The following rules will allow all crawlers to crawl the content of the entire website. It will have the same effect if no robots.txt file is created or the file has no content.

User-agent: *
Disallow:

 

3. Allow a single crawler to crawl the entire website

The following rules will prohibit crawlers other than baiduspider from crawling the entire website.

User-agent: baiduspider
Allow: /

User-agent: *
Disallow: /

 

4. Prohibit specific crawlers from crawling specific directories

The following rules will prevent Google’s crawler (Googlebot) from crawling all web content starting with www.example.com/folder1/.

User-agent: Googlebot
Disallow: /folder1/

 

5. Prohibit specific crawlers from crawling specific pages

The following rules will prevent Bing's search program (Bingbot) from crawling the content of this page www.example.com/folder1/page1.html

User-agent: Bingbot
Disallow: /folder1/page1.html

 

6. Specify URLs ending with a specific string.
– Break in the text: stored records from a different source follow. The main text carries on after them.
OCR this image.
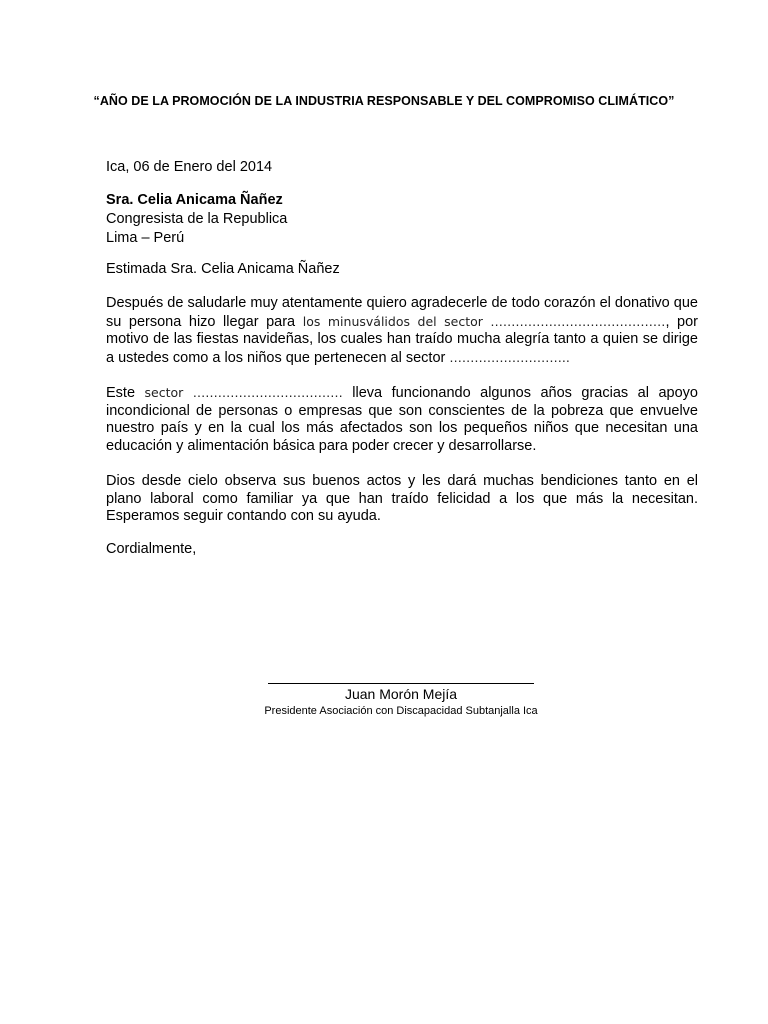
“AÑO DE LA PROMOCIÓN DE LA INDUSTRIA RESPONSABLE Y DEL COMPROMISO CLIMÁTICO”
Ica, 06 de Enero del 2014
Sra. Celia Anicama Ñañez
Congresista de la Republica
Lima – Perú
Estimada Sra. Celia Anicama Ñañez

Después de saludarle muy atentamente quiero agradecerle de todo corazón el donativo que su persona hizo llegar para los minusválidos del sector ……………………………………, por motivo de las fiestas navideñas, los cuales han traído mucha alegría tanto a quien se dirige a ustedes como a los niños que pertenecen al sector ………………………..

Este sector ……………………………… lleva funcionando algunos años gracias al apoyo incondicional de personas o empresas que son conscientes de la pobreza que envuelve nuestro país y en la cual los más afectados son los pequeños niños que necesitan una educación y alimentación básica para poder crecer y desarrollarse.

Dios desde cielo observa sus buenos actos y les dará muchas bendiciones tanto en el plano laboral como familiar ya que han traído felicidad a los que más la necesitan. Esperamos seguir contando con su ayuda.

Cordialmente,
Juan Morón Mejía
Presidente Asociación con Discapacidad Subtanjalla Ica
The
following rules can block any URL ending with .gif, and can also be applied to prohibit specific types of files.

User-agent: Googlebot
Disallow: /*.gif$

 

 

5. How to create robots.txt file

You can use almost any text editor to create the robots.txt file, or use the robots.txt test tool to create it. However, you should avoid using text editing software to avoid content analysis problems caused by the stored format or incompatible characters.

The file name of this plain text file must be robots.txt, the file name is case sensitive, and there can only be one file, and it must be placed in the root directory of the website host.

Taking https://www.example.com/ as an example, the location of robots.txt must be https://www.example.com/robots.txt.


Each subdomain needs to create its own robots.txt file. For example, https://blog.example.com/ should be created at https://blog.example.com/robots.txt

. The robots.txt file created is public. Anyone who enters /robots.txt at the back of the root domain can see which pages are prohibited from crawling on the site, so you must take this into consideration when creating commands in the file.

 

 

Sixth, SEO best practices for robots.txt

1. Make sure the page you want to be retrieved is not blocked by robots.txt.

2. For web pages that are blocked from being retrieved through robots.txt, the links in them will not be crawled through. This means that if the linked page does not have links from other web pages, the web page will not be retrieved and may not be included.

3. If you want to prevent more sensitive information from appearing in the search results, do not use robots.txt, but use other methods such as password protection or robots meta directives.

4. The search engine will cache the content of robots.txt, but it will usually be updated within one day. If you change the content of the file and want it to take effect as soon as possible, you can submit it to Google .

5. There are many instructions for search engine crawlers! There are robots.txt and robots meta directives. The difference between the two is: robots.txt gives instructions to web crawlers about searching and crawling website directories; while robots meta directives are instructions for whether to index individual pages.